The new rover looks pretty much like the Curiosity Mars rover, but the science machine cum Mars off-roader has seven new instruments, redesigned wheels and more autonomy. This new hardware is being developed at NASA's Jet Propulsion Laboratory, Pasadena, California, which manages the mission for the agency. It includes the Mars 2020 mission's cruise stage, which will fly the rover through space, and the descent stage, a rocket-powered "sky crane" that will lower it to the planet's surface.
The new rover has new goals to achieve and hence is loaded with cutting-edge science instruments. JPL is also developing a crucial new landing technology called terrain-relative navigation. As the descent stage approaches the Martian surface, it will use computer vision to compare the landscape with pre-loaded terrain maps. This technology will guide the descent stage to safe landing sites, correcting its course along the way.
How are they driven?
The rovers were initially designed to move up to 100 metres each sol (Martian day which is about 24 hours and 40 minutes), though they have gone much farther. A hundred metres mat sound less but there are good reasons behind it. While a day lasts quite long on Mars, the Sun can only provide enough power for the rover to drive about in a four-hour window around high noon.

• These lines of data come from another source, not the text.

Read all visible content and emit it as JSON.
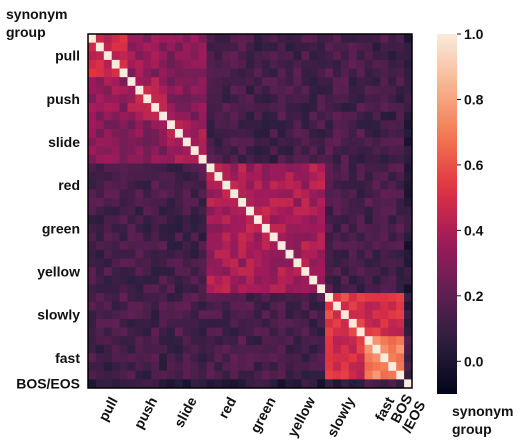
{
  "chart_data": {
    "type": "heatmap",
    "y_axis_title": [
      "synonym",
      "group"
    ],
    "x_axis_title": [
      "synonym",
      "group"
    ],
    "groups": [
      "pull",
      "push",
      "slide",
      "red",
      "green",
      "yellow",
      "slowly",
      "fast",
      "BOS/EOS"
    ],
    "x_tick_labels": [
      "pull",
      "push",
      "slide",
      "red",
      "green",
      "yellow",
      "slowly",
      "fast",
      "BOS\n/EOS"
    ],
    "cells_per_group": [
      5,
      5,
      5,
      5,
      5,
      5,
      5,
      5,
      1
    ],
    "color_scale": {
      "min": -0.1,
      "max": 1.0,
      "ticks": [
        0.0,
        0.2,
        0.4,
        0.6,
        0.8,
        1.0
      ]
    },
    "colormap_stops": [
      "#03051a",
      "#2c1e3e",
      "#611f53",
      "#a11a5b",
      "#e13342",
      "#f37651",
      "#f6b48e",
      "#faebdd"
    ],
    "block_means": [
      [
        0.45,
        0.33,
        0.32,
        0.14,
        0.13,
        0.13,
        0.14,
        0.12,
        0.05
      ],
      [
        0.33,
        0.4,
        0.3,
        0.14,
        0.13,
        0.13,
        0.13,
        0.12,
        0.05
      ],
      [
        0.32,
        0.3,
        0.38,
        0.14,
        0.12,
        0.13,
        0.14,
        0.12,
        0.05
      ],
      [
        0.14,
        0.14,
        0.14,
        0.4,
        0.38,
        0.38,
        0.14,
        0.14,
        0.05
      ],
      [
        0.13,
        0.13,
        0.12,
        0.38,
        0.4,
        0.38,
        0.13,
        0.13,
        0.05
      ],
      [
        0.13,
        0.13,
        0.13,
        0.38,
        0.38,
        0.4,
        0.13,
        0.13,
        0.05
      ],
      [
        0.14,
        0.13,
        0.14,
        0.14,
        0.13,
        0.13,
        0.55,
        0.5,
        0.1
      ],
      [
        0.12,
        0.12,
        0.12,
        0.14,
        0.13,
        0.13,
        0.5,
        0.7,
        0.15
      ],
      [
        0.05,
        0.05,
        0.05,
        0.05,
        0.05,
        0.05,
        0.1,
        0.15,
        1.0
      ]
    ],
    "diagonal_value": 1.0,
    "noise_amplitude": 0.08,
    "grid": false,
    "colorbar_placement": "right"
  }
}
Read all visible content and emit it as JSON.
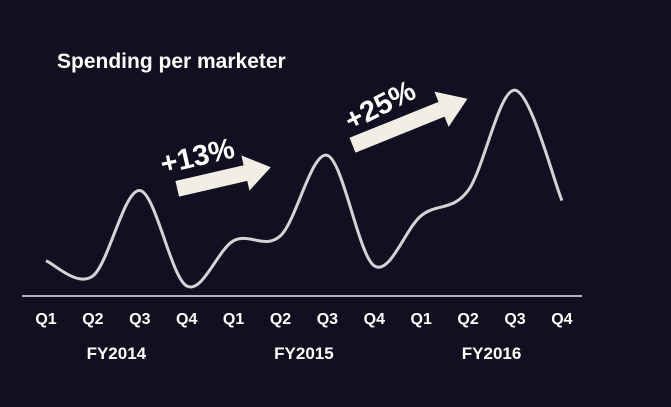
{
  "chart_data": {
    "type": "line",
    "title": "Spending per marketer",
    "xlabel": "",
    "ylabel": "",
    "categories": [
      "Q1",
      "Q2",
      "Q3",
      "Q4",
      "Q1",
      "Q2",
      "Q3",
      "Q4",
      "Q1",
      "Q2",
      "Q3",
      "Q4"
    ],
    "fiscal_years": [
      "FY2014",
      "FY2015",
      "FY2016"
    ],
    "series": [
      {
        "values": [
          7,
          4,
          21,
          2,
          11,
          12,
          28,
          6,
          16,
          21,
          41,
          19
        ]
      }
    ],
    "ylim": [
      0,
      45
    ],
    "grid": false,
    "legend": "none",
    "annotations": [
      "+13%",
      "+25%"
    ],
    "colors": {
      "background": "#121020",
      "line": "#d6d3d6",
      "arrow": "#f1eee6",
      "text": "#ffffff",
      "axis": "#e6e6e6"
    }
  }
}
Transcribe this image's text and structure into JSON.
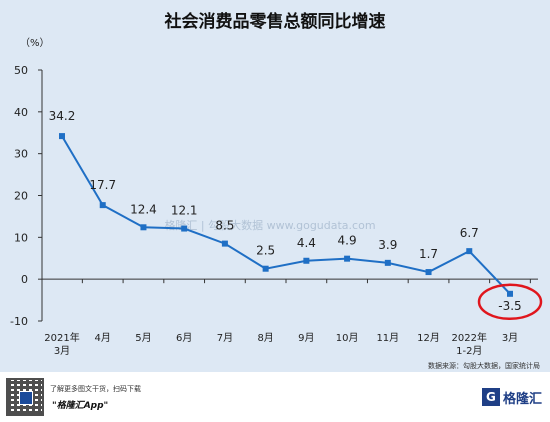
{
  "chart_data": {
    "type": "line",
    "title": "社会消费品零售总额同比增速",
    "unit_label": "（%）",
    "categories": [
      "2021年\n3月",
      "4月",
      "5月",
      "6月",
      "7月",
      "8月",
      "9月",
      "10月",
      "11月",
      "12月",
      "2022年\n1-2月",
      "3月"
    ],
    "series": [
      {
        "values": [
          34.2,
          17.7,
          12.4,
          12.1,
          8.5,
          2.5,
          4.4,
          4.9,
          3.9,
          1.7,
          6.7,
          -3.5
        ]
      }
    ],
    "data_labels": [
      "34.2",
      "17.7",
      "12.4",
      "12.1",
      "8.5",
      "2.5",
      "4.4",
      "4.9",
      "3.9",
      "1.7",
      "6.7",
      "-3.5"
    ],
    "ylim": [
      -10,
      50
    ],
    "yticks": [
      -10,
      0,
      10,
      20,
      30,
      40,
      50
    ],
    "grid": false,
    "highlight_last_point": true,
    "colors": {
      "line": "#1f6fc5",
      "highlight": "#e0161d"
    },
    "source": "数据来源：勾股大数据，国家统计局",
    "watermark": "格隆汇 | 勾股大数据 www.gogudata.com"
  },
  "footer": {
    "promo_line": "了解更多图文干货，扫码下载",
    "app_name": "\"格隆汇App\"",
    "brand_mark": "G",
    "brand_name": "格隆汇"
  }
}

The communication time between Earth and Mars is about 20 minutes, hence moving from rock to rock or location to location can be a challenge. Unlike a remote-controlled car, the controller of a Mars Rover cannot immediately see what is happening and cannot send quick commands to prevent a catastrophe, say if the rover is nearing the edge of a cliff.
NASA boffins will be able to explain all of this a lot better:
During surface operations on Mars, each rover receives a new set of instructions at the beginning of each sol. Sent from the scientists and engineers on Earth, the command sequence tells the rover what targets to go to and what science experiments to perform on Mars.
A drill will capture rock cores, while a caching system with a miniature robotic arm will seal up these samples. Then, they'll be deposited on the Martian surface for possible pickup by a future mission.